1981年11月,我隨同胡繩一行應邀前往東京參加紀念辛亥革命70周年國際學術會議。到達的當晚,日本友人北岡先生邀我到淺草一家小酒店敘舊。
由於時間已晚,客人剩下的為數不多,但有位公司職員模樣的中年人卻自斟自飲自唱《北國之春》,歌聲優美而又略帶感傷,引發一片熱烈掌聲。北岡與其他日本客人大概都經常光顧這家酒店,所以彼此較為熟悉。他突然乘興站起來,介紹我這個來自中國大陸的曆史學者,於是又引發一片熱烈掌聲。
有一位坐在偏僻角落裏的老人突然起立,緩緩走過來向我深深鞠躬,麵容凝重、語音低沉地說:“請先生回國時務必帶回一個前日本士兵永恒的懺悔,他在戰爭中到過南京、開封等地,並且做過許多對不起中國人民的事情。”
我們緊緊握手,片刻相視無言,正想進一步細談,卻又見老板娘已是淚流滿麵,淒愴欲絕。原來,1941年她還未度完新婚蜜月,太平洋戰爭即已爆發,丈夫被緊急征召派往東南亞,從此音信渺然,據說是乘船在海上被盟軍飛機炸沉而死。17歲的新娘從此孤身隻影,曆盡滄桑,艱苦備嚐,總算晚年得以在淺草開一小酒店聊以謀生。
目睹此情此景,大家都靜默無語,侵略戰爭帶來的損害,特別是精神上的痛苦,其延續的時間是何等長久啊?我與謝罪的前日本士兵匆匆告別,懷著沉重的心情踏上歸途,卻忘記與他交換名片。

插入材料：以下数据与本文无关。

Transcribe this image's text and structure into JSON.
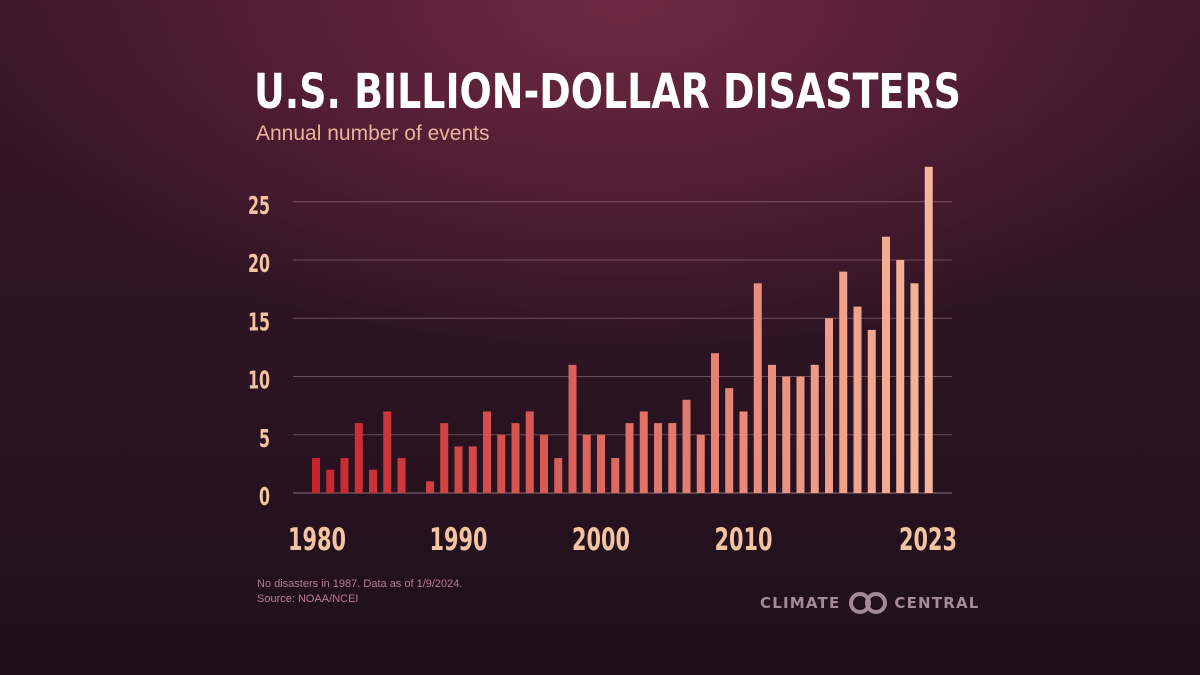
{
  "title": "U.S. BILLION-DOLLAR DISASTERS",
  "subtitle": "Annual number of events",
  "footnote": {
    "line1": "No disasters in 1987. Data as of 1/9/2024.",
    "line2": "Source: NOAA/NCEI"
  },
  "logo": {
    "word1": "CLIMATE",
    "word2": "CENTRAL",
    "icon": "interlocking-rings-icon"
  },
  "colors": {
    "background": "#3a1628",
    "bar_start": "#c7252d",
    "bar_end": "#f6b59a",
    "tick_text": "#f4c3a2",
    "grid": "#a07a8a"
  },
  "chart_data": {
    "type": "bar",
    "title": "U.S. BILLION-DOLLAR DISASTERS",
    "subtitle": "Annual number of events",
    "x": [
      1980,
      1981,
      1982,
      1983,
      1984,
      1985,
      1986,
      1987,
      1988,
      1989,
      1990,
      1991,
      1992,
      1993,
      1994,
      1995,
      1996,
      1997,
      1998,
      1999,
      2000,
      2001,
      2002,
      2003,
      2004,
      2005,
      2006,
      2007,
      2008,
      2009,
      2010,
      2011,
      2012,
      2013,
      2014,
      2015,
      2016,
      2017,
      2018,
      2019,
      2020,
      2021,
      2022,
      2023
    ],
    "values": [
      3,
      2,
      3,
      6,
      2,
      7,
      3,
      0,
      1,
      6,
      4,
      4,
      7,
      5,
      6,
      7,
      5,
      3,
      11,
      5,
      5,
      3,
      6,
      7,
      6,
      6,
      8,
      5,
      12,
      9,
      7,
      18,
      11,
      10,
      10,
      11,
      15,
      19,
      16,
      14,
      22,
      20,
      18,
      28
    ],
    "x_tick_labels": [
      "1980",
      "1990",
      "2000",
      "2010",
      "2023"
    ],
    "y_ticks": [
      0,
      5,
      10,
      15,
      20,
      25
    ],
    "ylim": [
      0,
      28
    ],
    "grid": true,
    "legend": "none",
    "color_gradient": [
      "#c7252d",
      "#f6b59a"
    ]
  }
}
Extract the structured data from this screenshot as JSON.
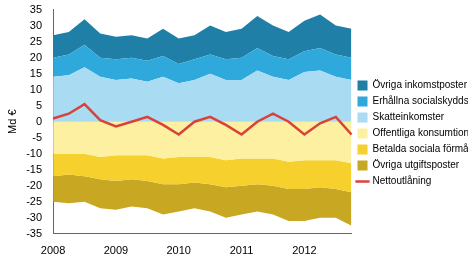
{
  "chart_data": {
    "type": "area",
    "y_label": "Md €",
    "categories": [
      "2008",
      null,
      null,
      null,
      "2009",
      null,
      null,
      null,
      "2010",
      null,
      null,
      null,
      "2011",
      null,
      null,
      null,
      "2012",
      null,
      null,
      null
    ],
    "ylim": [
      -35,
      35
    ],
    "yticks": [
      -35,
      -30,
      -25,
      -20,
      -15,
      -10,
      -5,
      0,
      5,
      10,
      15,
      20,
      25,
      30,
      35
    ],
    "grid": false,
    "stacked": true,
    "legend": "right",
    "series": [
      {
        "name": "Övriga inkomstposter",
        "color": "#1f7fa6",
        "type": "area",
        "values": [
          7,
          7,
          8,
          7.5,
          7,
          7,
          7,
          8.5,
          8,
          7.5,
          9,
          8.5,
          9,
          10,
          9.5,
          8.5,
          9.5,
          10.5,
          9,
          9
        ]
      },
      {
        "name": "Erhållna socialskyddsavgifter",
        "color": "#2fa9dc",
        "type": "area",
        "values": [
          6,
          6.5,
          7,
          6,
          6.5,
          6.5,
          6.5,
          6.5,
          6,
          6.5,
          6,
          6.5,
          7,
          7,
          6.5,
          6.5,
          6.5,
          7,
          7,
          7
        ]
      },
      {
        "name": "Skatteinkomster",
        "color": "#a9dcf3",
        "type": "area",
        "values": [
          14,
          14.5,
          17,
          14,
          13,
          13.5,
          12.5,
          14,
          12,
          13,
          15,
          13,
          13,
          16,
          14,
          13,
          15.5,
          16,
          14,
          13
        ]
      },
      {
        "name": "Offentliga konsumtionsutgifter",
        "color": "#fdf0a0",
        "type": "area",
        "values": [
          -10,
          -10,
          -10,
          -11,
          -10.5,
          -10.5,
          -10.5,
          -11.5,
          -11,
          -11,
          -11,
          -12,
          -11.5,
          -11.5,
          -11.5,
          -12.5,
          -12,
          -12,
          -12,
          -13
        ]
      },
      {
        "name": "Betalda sociala förmåner",
        "color": "#f6d02c",
        "type": "area",
        "values": [
          -7,
          -6.5,
          -7,
          -7,
          -8,
          -7.5,
          -8,
          -8,
          -8.5,
          -8,
          -8.5,
          -8.5,
          -8.5,
          -8,
          -8.5,
          -8.5,
          -9,
          -8.5,
          -9,
          -9
        ]
      },
      {
        "name": "Övriga utgiftsposter",
        "color": "#c8a822",
        "type": "area",
        "values": [
          -8,
          -9,
          -8,
          -9,
          -9,
          -8.5,
          -8.5,
          -9.5,
          -8.5,
          -8,
          -8.5,
          -9.5,
          -9,
          -8.5,
          -9,
          -10,
          -10,
          -9.5,
          -9,
          -10.5
        ]
      },
      {
        "name": "Nettoutlåning",
        "color": "#d9413a",
        "type": "line",
        "values": [
          1,
          2.5,
          5.5,
          0.5,
          -1.5,
          0,
          1.5,
          -1,
          -4,
          0,
          1.5,
          -1,
          -4,
          0,
          2.5,
          0,
          -4,
          -0.5,
          1.5,
          -4
        ]
      }
    ]
  }
}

在那之後,我每到東京必去淺草,並非嗜酒,亦非購物,而是想重溫那年深秋之夜的情景,但卻始終未能尋得那婦人與老者的蹤跡。我與這婦人與老者的緣分大概就僅限於此吧?
1997年8月中旬,我應邀參加南京市為紀念“南屠”60周年而舉辦的“侵華日軍南京大屠殺史”國際學術研討會,並且有幸被安排與東史郎在15日上午同一分組會報告。開會之前,我正坐在會議室靠進口的座位上小憩,忽然進來一位滿頭銀發神清氣旺的老人,陪同他的是一位文靜俊秀的日本女士,他們循例施禮後便坐在我的旁邊。由於語言的限製,而且都在準備自己的發言,所以沒有相互交談。根據節目的安排,我估計這位老人可能就是東史郎。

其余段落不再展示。